November 19, 2009

Life Advice From Granddaddy Roy

So my grandfather died. This is delayed a great deal, but the sentiment is the same.

My grandmother was married to him for 56 years, an eternity, and it's clear that she doesn't really know what to do with herself. I left yesterday morning, and she insisted on making me breakfast. She asked what I wanted to drink and when I said, "oh, don't worry, I've got it." She goes "NOW YOU LET ME BE BUSY." So I let her pour me a glass of OJ to go along with the bacon and eggs she also insisted on making. As she was making breakfast, she misted up a bit and said, "now this is when I start to miss Roy." Roy E., as she called him.

Later, I asked her if I should strip the bed I slept in or make it, and she said I should leave it. So there were comforters and pillows all over the place and I feel a little guilty, but on the other hand, what is she going to do? She dropped me off at the airport (something she wouldn't have been able to do before, since she's had to call someone to keep an eye on granddad in order to leave the house for quite some time) and it was clear that she felt pretty good about being able to do that. Then again, I overheard her at the visitation saying "You know, I'll be able to leave the house now. Of course, I'd rather have Roy in the house than be able to leave it."

The woman is a force of nature, and the only ever time I'd seen her cry was on their 50th wedding anniversary, when she said "Fifty greatest years of my life." (Of course, she hadn't lived 50 years without him, but it was touching all the same.) She plans to go to England for her 80th birthday. She has all her original parts. She makes a mean pie (though with the wrong flour it gets all messed up and she gets really upset). And you know what? She'll be okay, eventually, and she'll get to England and eventually get used to the empty house. She deserves to do whatever the hell she wants for the rest of her life.
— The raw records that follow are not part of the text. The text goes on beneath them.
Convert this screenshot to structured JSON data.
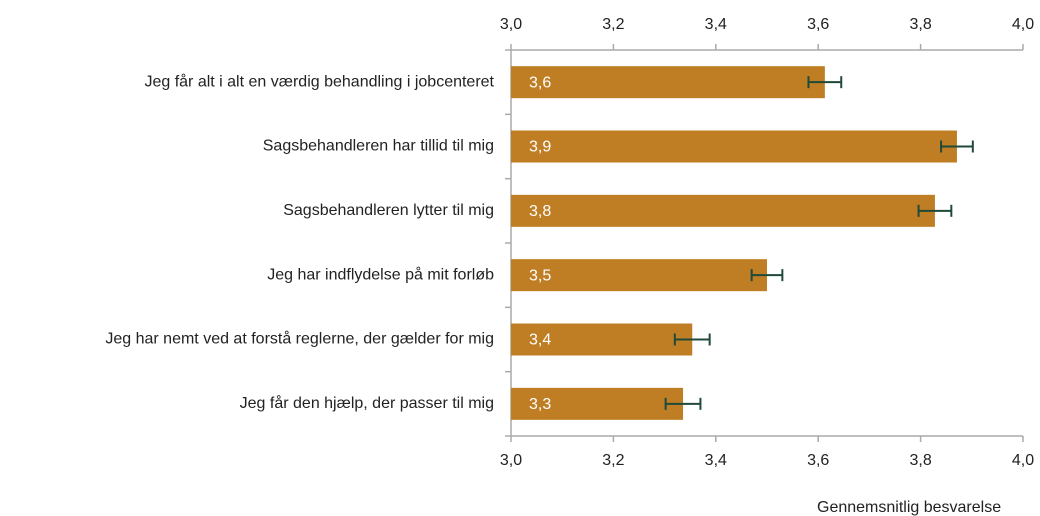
{
  "chart_data": {
    "type": "bar",
    "orientation": "horizontal",
    "categories": [
      "Jeg får alt i alt en værdig behandling i jobcenteret",
      "Sagsbehandleren har tillid til mig",
      "Sagsbehandleren lytter til mig",
      "Jeg har indflydelse på mit forløb",
      "Jeg har nemt ved at forstå reglerne, der gælder for mig",
      "Jeg får den hjælp, der passer til mig"
    ],
    "values": [
      3.613,
      3.871,
      3.828,
      3.5,
      3.354,
      3.336
    ],
    "value_labels": [
      "3,6",
      "3,9",
      "3,8",
      "3,5",
      "3,4",
      "3,3"
    ],
    "errors": [
      0.032,
      0.031,
      0.032,
      0.03,
      0.034,
      0.034
    ],
    "color": "#c07e24",
    "error_color": "#1f4a3a",
    "xlim": [
      3.0,
      4.0
    ],
    "xticks": [
      {
        "value": 3.0,
        "label": "3,0"
      },
      {
        "value": 3.2,
        "label": "3,2"
      },
      {
        "value": 3.4,
        "label": "3,4"
      },
      {
        "value": 3.6,
        "label": "3,6"
      },
      {
        "value": 3.8,
        "label": "3,8"
      },
      {
        "value": 4.0,
        "label": "4,0"
      }
    ],
    "x_label": "Gennemsnitlig besvarelse"
  }
}
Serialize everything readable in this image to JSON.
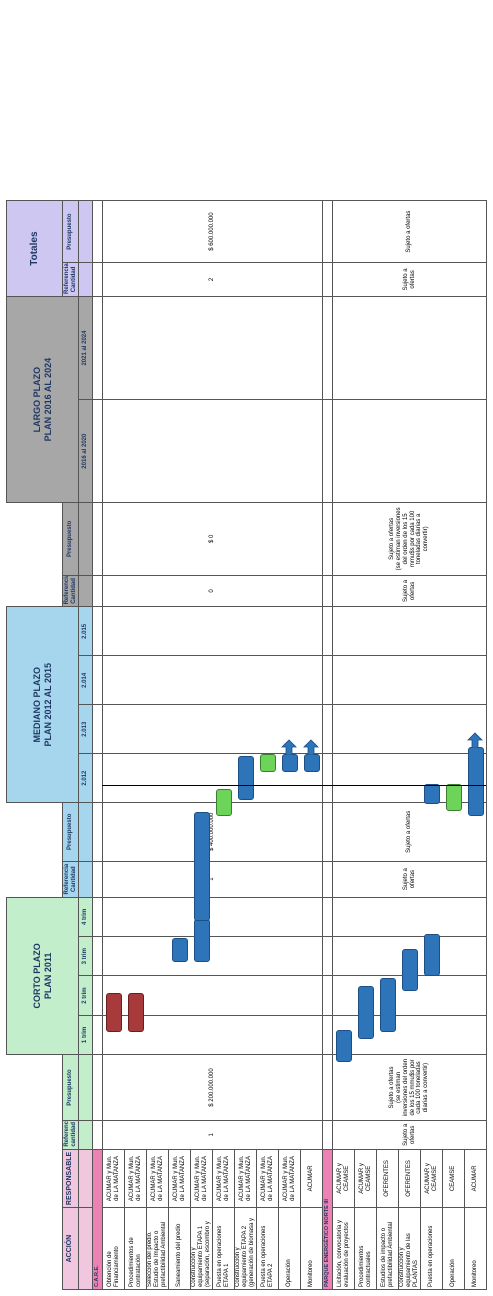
{
  "header": {
    "accion": "ACCIÓN",
    "responsable": "RESPONSABLE",
    "corto_title": "CORTO PLAZO",
    "corto_sub": "PLAN 2011",
    "mediano_title": "MEDIANO PLAZO",
    "mediano_sub": "PLAN 2012 AL 2015",
    "largo_title": "LARGO PLAZO",
    "largo_sub": "PLAN 2016 AL 2024",
    "totales": "Totales",
    "ref_cantidad_a": "Referencia cantidad",
    "ref_cantidad_b": "Referencia Cantidad",
    "presupuesto": "Presupuesto",
    "corto_cols": [
      "1 trim",
      "2 trim",
      "3 trim",
      "4 trim"
    ],
    "mediano_cols": [
      "2.012",
      "2.013",
      "2.014",
      "2.015"
    ],
    "largo_cols": [
      "2016 al 2020",
      "2021 al 2024"
    ]
  },
  "sections": {
    "care": "C.A.R.E.",
    "parque": "PARQUE ENERGÉTICO NORTE III"
  },
  "care_rows": [
    {
      "accion": "Obtención de Financiamiento",
      "responsable": "ACUMAR y Mun. de LA MATANZA"
    },
    {
      "accion": "Procedimientos de contratación",
      "responsable": "ACUMAR y Mun. de LA MATANZA"
    },
    {
      "accion": "Selección del predio. Estudio de Impacto o prefactibilidad Ambiental",
      "responsable": "ACUMAR y Mun. de LA MATANZA"
    },
    {
      "accion": "Saneamiento del predio",
      "responsable": "ACUMAR y Mun. de LA MATANZA"
    },
    {
      "accion": "Construcción y equipamiento ETAPA 1 (separación, escombro y",
      "responsable": "ACUMAR y Mun. de LA MATANZA"
    },
    {
      "accion": "Puesta en operaciones ETAPA 1",
      "responsable": "ACUMAR y Mun. de LA MATANZA"
    },
    {
      "accion": "Construcción y equipamiento ETAPA 2 (generación de biomasa y",
      "responsable": "ACUMAR y Mun. de LA MATANZA"
    },
    {
      "accion": "Puesta en operaciones ETAPA 2",
      "responsable": "ACUMAR y Mun. de LA MATANZA"
    },
    {
      "accion": "Operación",
      "responsable": "ACUMAR y Mun. de LA MATANZA"
    },
    {
      "accion": "Monitoreo",
      "responsable": "ACUMAR"
    }
  ],
  "parque_rows": [
    {
      "accion": "Licitación, convocatoria y evaluación de proyectos",
      "responsable": "ACUMAR y CEAMSE"
    },
    {
      "accion": "Procedimientos contractuales",
      "responsable": "ACUMAR y CEAMSE"
    },
    {
      "accion": "Estudios de impacto o prefactibilidad Ambiental",
      "responsable": "OFERENTES"
    },
    {
      "accion": "Construcción y equipamiento de las PLANTAS",
      "responsable": "OFERENTES"
    },
    {
      "accion": "Puesta en operaciones",
      "responsable": "ACUMAR y CEAMSE"
    },
    {
      "accion": "Operación",
      "responsable": "CEAMSE"
    },
    {
      "accion": "Monitoreo",
      "responsable": "ACUMAR"
    }
  ],
  "care_values": {
    "corto_ref": "1",
    "corto_pres": "$ 200.000.000",
    "mediano_ref": "1",
    "mediano_pres": "$ 400.000.000",
    "largo_ref": "0",
    "largo_pres": "$ 0",
    "totales_ref": "2",
    "totales_pres": "$ 600.000.000"
  },
  "parque_values": {
    "corto_pres_sujeto": "Sujeto a ofertas",
    "corto_pres_estimate": "(se estiman inversiones del orden de los 15 mmu$s por cada 100 toneladas diarias a convertir)",
    "corto_ref": "Sujeto a ofertas",
    "mediano_ref": "Sujeto a ofertas",
    "mediano_pres": "Sujeto a ofertas",
    "largo_ref": "Sujeto a ofertas",
    "largo_pres_sujeto": "Sujeto a ofertas",
    "largo_pres_estimate": "(se estiman inversiones del orden de los 15 mmu$s por cada 100 toneladas diarias a convertir)",
    "totales_ref": "Sujeto a ofertas",
    "totales_pres": "Sujeto a ofertas"
  },
  "bars": [
    {
      "color": "red",
      "row": 1,
      "start": 2,
      "end": 3
    },
    {
      "color": "red",
      "row": 2,
      "start": 2,
      "end": 3
    },
    {
      "color": "blue",
      "row": 4,
      "start": 3.9,
      "end": 4.5
    },
    {
      "color": "blue",
      "row": 5,
      "start": 3.9,
      "end": 5.0
    },
    {
      "color": "blue",
      "row": 5,
      "start": 5.0,
      "end": 5.4
    },
    {
      "color": "green",
      "row": 6,
      "start": 5.35,
      "end": 5.9
    },
    {
      "color": "blue",
      "row": 7,
      "start": 5.7,
      "end": 6.6
    },
    {
      "color": "green",
      "row": 8,
      "start": 6.3,
      "end": 6.65
    },
    {
      "color": "blue",
      "row": 9,
      "start": 6.3,
      "end": 6.65,
      "arrow": true
    },
    {
      "color": "blue",
      "row": 10,
      "start": 6.3,
      "end": 6.65,
      "arrow": true
    },
    {
      "color": "blue",
      "row": 12,
      "start": 1.2,
      "end": 2.0
    },
    {
      "color": "blue",
      "row": 13,
      "start": 1.8,
      "end": 3.2
    },
    {
      "color": "blue",
      "row": 14,
      "start": 2.0,
      "end": 3.4
    },
    {
      "color": "blue",
      "row": 15,
      "start": 3.1,
      "end": 4.2
    },
    {
      "color": "blue",
      "row": 16,
      "start": 3.5,
      "end": 4.6
    },
    {
      "color": "blue",
      "row": 16,
      "start": 5.6,
      "end": 6.0
    },
    {
      "color": "green",
      "row": 17,
      "start": 5.45,
      "end": 6.0
    },
    {
      "color": "blue",
      "row": 18,
      "start": 5.35,
      "end": 6.8,
      "arrow": true
    }
  ]
}
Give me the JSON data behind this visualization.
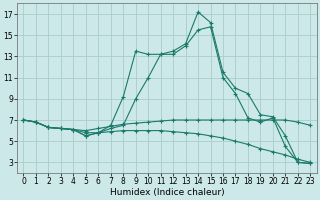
{
  "xlabel": "Humidex (Indice chaleur)",
  "background_color": "#cce8e8",
  "grid_color": "#aacccc",
  "line_color": "#1a7a6a",
  "xlim": [
    -0.5,
    23.5
  ],
  "ylim": [
    2,
    18
  ],
  "xticks": [
    0,
    1,
    2,
    3,
    4,
    5,
    6,
    7,
    8,
    9,
    10,
    11,
    12,
    13,
    14,
    15,
    16,
    17,
    18,
    19,
    20,
    21,
    22,
    23
  ],
  "yticks": [
    3,
    5,
    7,
    9,
    11,
    13,
    15,
    17
  ],
  "series": [
    {
      "x": [
        0,
        1,
        2,
        3,
        4,
        5,
        6,
        7,
        8,
        9,
        10,
        11,
        12,
        13,
        14,
        15,
        16,
        17,
        18,
        19,
        20,
        21,
        22,
        23
      ],
      "y": [
        7.0,
        6.8,
        6.3,
        6.2,
        6.1,
        5.5,
        5.8,
        6.5,
        9.2,
        13.5,
        13.2,
        13.2,
        13.5,
        14.2,
        17.2,
        16.2,
        11.5,
        10.0,
        9.5,
        7.5,
        7.3,
        5.5,
        3.0,
        2.9
      ]
    },
    {
      "x": [
        0,
        1,
        2,
        3,
        4,
        5,
        6,
        7,
        8,
        9,
        10,
        11,
        12,
        13,
        14,
        15,
        16,
        17,
        18,
        19,
        20,
        21,
        22,
        23
      ],
      "y": [
        7.0,
        6.8,
        6.3,
        6.2,
        6.1,
        5.5,
        5.8,
        6.2,
        6.5,
        9.0,
        11.0,
        13.2,
        13.2,
        14.0,
        15.5,
        15.8,
        11.0,
        9.5,
        7.2,
        6.8,
        7.2,
        4.5,
        3.0,
        2.9
      ]
    },
    {
      "x": [
        0,
        1,
        2,
        3,
        4,
        5,
        6,
        7,
        8,
        9,
        10,
        11,
        12,
        13,
        14,
        15,
        16,
        17,
        18,
        19,
        20,
        21,
        22,
        23
      ],
      "y": [
        7.0,
        6.8,
        6.3,
        6.2,
        6.1,
        6.0,
        6.2,
        6.4,
        6.6,
        6.7,
        6.8,
        6.9,
        7.0,
        7.0,
        7.0,
        7.0,
        7.0,
        7.0,
        7.0,
        7.0,
        7.0,
        7.0,
        6.8,
        6.5
      ]
    },
    {
      "x": [
        0,
        1,
        2,
        3,
        4,
        5,
        6,
        7,
        8,
        9,
        10,
        11,
        12,
        13,
        14,
        15,
        16,
        17,
        18,
        19,
        20,
        21,
        22,
        23
      ],
      "y": [
        7.0,
        6.8,
        6.3,
        6.2,
        6.1,
        5.8,
        5.8,
        5.9,
        6.0,
        6.0,
        6.0,
        6.0,
        5.9,
        5.8,
        5.7,
        5.5,
        5.3,
        5.0,
        4.7,
        4.3,
        4.0,
        3.7,
        3.3,
        3.0
      ]
    }
  ]
}
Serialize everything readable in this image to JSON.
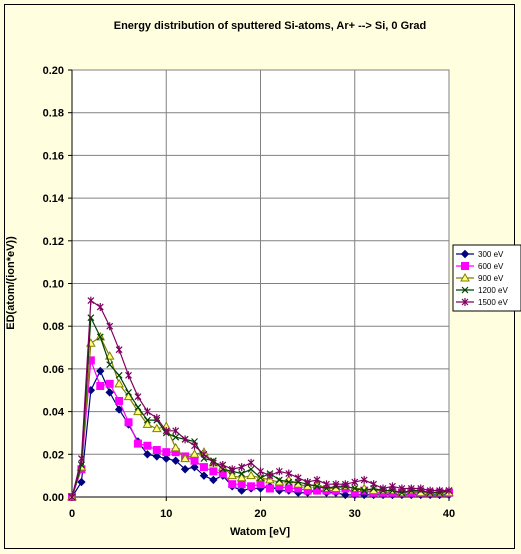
{
  "chart_data": {
    "type": "line",
    "title": "Energy distribution of sputtered Si-atoms,  Ar+ --> Si, 0 Grad",
    "xlabel": "Watom [eV]",
    "ylabel": "ED(atom/(ion*eV))",
    "xlim": [
      0,
      40
    ],
    "ylim": [
      0,
      0.2
    ],
    "xticks": [
      0,
      10,
      20,
      30,
      40
    ],
    "xtick_labels": [
      "0",
      "10",
      "20",
      "30",
      "40"
    ],
    "yticks": [
      0,
      0.02,
      0.04,
      0.06,
      0.08,
      0.1,
      0.12,
      0.14,
      0.16,
      0.18,
      0.2
    ],
    "ytick_labels": [
      "0.00",
      "0.02",
      "0.04",
      "0.06",
      "0.08",
      "0.10",
      "0.12",
      "0.14",
      "0.16",
      "0.18",
      "0.20"
    ],
    "grid": true,
    "legend_position": "right",
    "x": [
      0,
      1,
      2,
      3,
      4,
      5,
      6,
      7,
      8,
      9,
      10,
      11,
      12,
      13,
      14,
      15,
      16,
      17,
      18,
      19,
      20,
      21,
      22,
      23,
      24,
      25,
      26,
      27,
      28,
      29,
      30,
      31,
      32,
      33,
      34,
      35,
      36,
      37,
      38,
      39,
      40
    ],
    "series": [
      {
        "name": "300 eV",
        "color": "#000080",
        "marker": "diamond",
        "values": [
          0.0,
          0.007,
          0.05,
          0.059,
          0.049,
          0.041,
          0.034,
          0.026,
          0.02,
          0.019,
          0.018,
          0.017,
          0.013,
          0.014,
          0.01,
          0.008,
          0.01,
          0.005,
          0.003,
          0.004,
          0.004,
          0.005,
          0.003,
          0.003,
          0.002,
          0.002,
          0.003,
          0.002,
          0.002,
          0.001,
          0.001,
          0.001,
          0.001,
          0.001,
          0.001,
          0.001,
          0.001,
          0.001,
          0.001,
          0.001,
          0.001
        ]
      },
      {
        "name": "600 eV",
        "color": "#ff00ff",
        "marker": "square",
        "values": [
          0.0,
          0.013,
          0.064,
          0.052,
          0.053,
          0.045,
          0.035,
          0.025,
          0.024,
          0.022,
          0.021,
          0.021,
          0.019,
          0.017,
          0.014,
          0.012,
          0.011,
          0.006,
          0.006,
          0.005,
          0.006,
          0.004,
          0.005,
          0.004,
          0.004,
          0.003,
          0.003,
          0.003,
          0.003,
          0.004,
          0.002,
          0.003,
          0.002,
          0.002,
          0.002,
          0.002,
          0.002,
          0.002,
          0.002,
          0.002,
          0.002
        ]
      },
      {
        "name": "900 eV",
        "color": "#808000",
        "marker": "triangle",
        "values": [
          0.0,
          0.014,
          0.072,
          0.075,
          0.066,
          0.053,
          0.047,
          0.04,
          0.034,
          0.032,
          0.033,
          0.023,
          0.018,
          0.02,
          0.021,
          0.016,
          0.014,
          0.01,
          0.009,
          0.01,
          0.009,
          0.008,
          0.007,
          0.008,
          0.006,
          0.005,
          0.006,
          0.004,
          0.004,
          0.005,
          0.004,
          0.004,
          0.003,
          0.003,
          0.003,
          0.002,
          0.003,
          0.002,
          0.002,
          0.002,
          0.002
        ]
      },
      {
        "name": "1200 eV",
        "color": "#004000",
        "marker": "x",
        "values": [
          0.0,
          0.015,
          0.084,
          0.075,
          0.062,
          0.057,
          0.049,
          0.042,
          0.036,
          0.036,
          0.03,
          0.028,
          0.027,
          0.026,
          0.018,
          0.017,
          0.013,
          0.012,
          0.011,
          0.013,
          0.009,
          0.011,
          0.008,
          0.007,
          0.007,
          0.006,
          0.005,
          0.004,
          0.005,
          0.005,
          0.004,
          0.003,
          0.004,
          0.003,
          0.003,
          0.002,
          0.003,
          0.003,
          0.002,
          0.002,
          0.003
        ]
      },
      {
        "name": "1500 eV",
        "color": "#800060",
        "marker": "star",
        "values": [
          0.0,
          0.018,
          0.092,
          0.089,
          0.08,
          0.069,
          0.057,
          0.047,
          0.04,
          0.037,
          0.031,
          0.031,
          0.027,
          0.024,
          0.02,
          0.016,
          0.015,
          0.013,
          0.014,
          0.016,
          0.012,
          0.01,
          0.012,
          0.011,
          0.009,
          0.007,
          0.008,
          0.006,
          0.006,
          0.006,
          0.007,
          0.008,
          0.006,
          0.004,
          0.005,
          0.004,
          0.004,
          0.004,
          0.003,
          0.003,
          0.003
        ]
      }
    ]
  }
}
As for granddad, well. It's hard to know that he ended the way that he did. Part of me wishes I had had the chance to see him one last time, to say goodbye, but part of me is glad that I only saw him toward the beginning of his steep and (really, thankfully) quick descent. He was stubborn as a mule and sharp as a tack and I think he would have hated knowing what was happening to him. That it only lasted a few weeks at the worst of it was thankful, if heart-wrenching.

As for me, losing two grandparents in four months is not how I imagined the fall season going. I think I sort of thought that they were invincible. In a "I know everyone dies eventually" kind of way, I never really thought they would die.

Anyway, here is the eulogy that I gave at the funeral (something grandma insisted on, and how do you say no?):

Life advice from Grandaddy: Keep your chin over the table. Quit bangin' on that piano. Find a hollowed out oak.

He was stern, yes,believed everything had a way, and wanted all of us to find our way, to be the best we could be, and also he wanted us to not get grandma's jam on the carpet. We didn't, around granddaddy, because he inspired us in a lot of ways to be better than we were, to sit up, to be respectful.

But he was also a loving man. He was funny, goofy, told stories. He didn't want us bangin' on that piano, no, but he did want us to play it--he got a lot of joy out of hearing the music of Steve and Jim, one of his favorite things in the world. Like I said, he inspired all of us to be better at whatever it was that we were doing, whether it be attempting to play piano or acting in school plays--granddad came to my 5th grade theater debut--or studying in school. "Are you getting all A's?" He also took me with him to the golf course a few times, his favorite place on earth, let me drive that golf cart he loved, and taught me to putt. He wanted us to be the best at everything, and I think that's when I first discovered I'm really good at watching golf.

One of my favorite things granddad did was come in and tell me bedtime stories, and I used to pretend to not be able to fall asleep until I heard one. They were all the same, but it was something about his voice when he talked about the cold and the snow that inspired the little boy and the little girl to stop worrying and hide out in an old, hollowed out oak until morning. I loved it, and the same man that fought in World War II and won a Distinguished Flying Cross and golfed three days a week with his buddies and told me to keep my chin over the table loved telling me those stories.

He was a great man, and a great grandfather. I love him and I miss him.